Multiple columns can be printed by listing multiple columns separated by a comma:
awk '{print $2,$3}' list.txt
. Note that if you omit the comma the two columns get concatenated into
a single column.
If additional formatting is required, we can use the printf
command. So to create a hyphenated
fruit and food-item column, we could use awk '{printf "%s-%s\n", $3, $4}' list.txt
. Note that we
have to indicate the end-of line or else everything will be printed into a single line of text.

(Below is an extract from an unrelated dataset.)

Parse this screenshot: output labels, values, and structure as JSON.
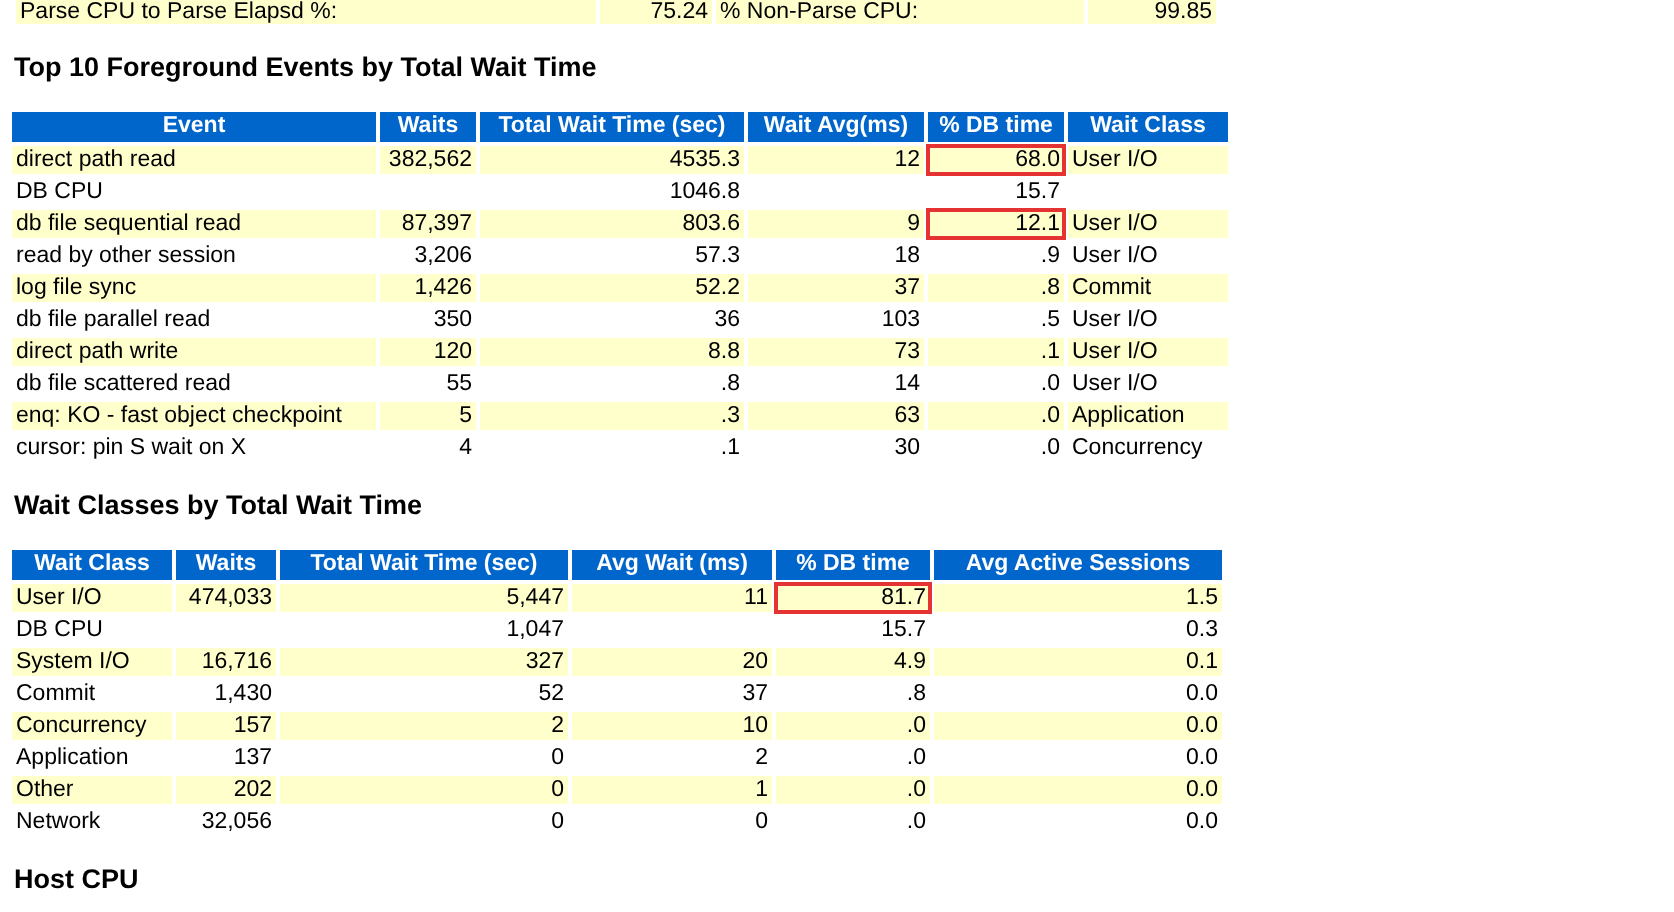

Now we almost have all of the skills to create the label and input statements in SAS! Let’s create a comma-delimited list for practice:
cat << EOF > list.txt
1,one,apple pie
2,two,orange cake
3,three,banana shake
EOF
The -F
flag is used to tell AWK to use a different column separator. So to print the
third column, we’d use awk -F ',' '{print $3}' list.txt
.
Making the SAS statements
Now we know everything we need to know about AWK to create code we want. First we note that
our coding file uses multiple spaces as column separators as opposed to single spaces. If
each item was a single word, this wouldn’t be a problem. Unfortunately, our second column
reads “OFFENDER NC DOC ID NUMBER” which would be split into five columns by default. So we
will need to use the column separator flag as -F '[[:space:]][[:space:]]+'
.
The LABEL Statement
A SAS label has the
general form
LABEL variable-1=label-1<...variable-n=label-n>;
, so for example
label score1="Grade on April 1 Test"
score2="Grade on May 1 Test";
is a valid label statement. In our file the variable names are given in column 1 and the appropriate labels in column 2. So an AWK script to print the appropriate labels can be written like this:
awk -F '[[:space:]][[:space:]]+' '{printf "\t%s=\"%s\"\n", $1, $2}' FILE.DAT
This is what everything looks like given our code:
The INPUT STATEMENT
The INPUT statement can be made in a similar way, it just requires some minor tweaking as INPUT can be a bit more complex to handle a variety of data, see the documentation. In our case we are dealing with a fixed-width record. The fourth column gives the starting column of the data and the fifth gives us the width of that field. The third gives us the data type. The majority of ours are character, so it seems easiest to just have the AWK script print each line as though it were a character together with a SAS comment giving the name and “official” data type. Then the few lines that need adjustment can be manually adjusted. The corresponding code would look like this:
awk -F '[[:space:]][[:space:]]+' '{printf "\t@%s %s $%s. /*%s - %s*/\n",$4, $1, $5, $3, $2}' FILE.DAT
This is what is returned by our code (highlighted part has been manually edited):
I hope you all find this useful and that it will save you some typing!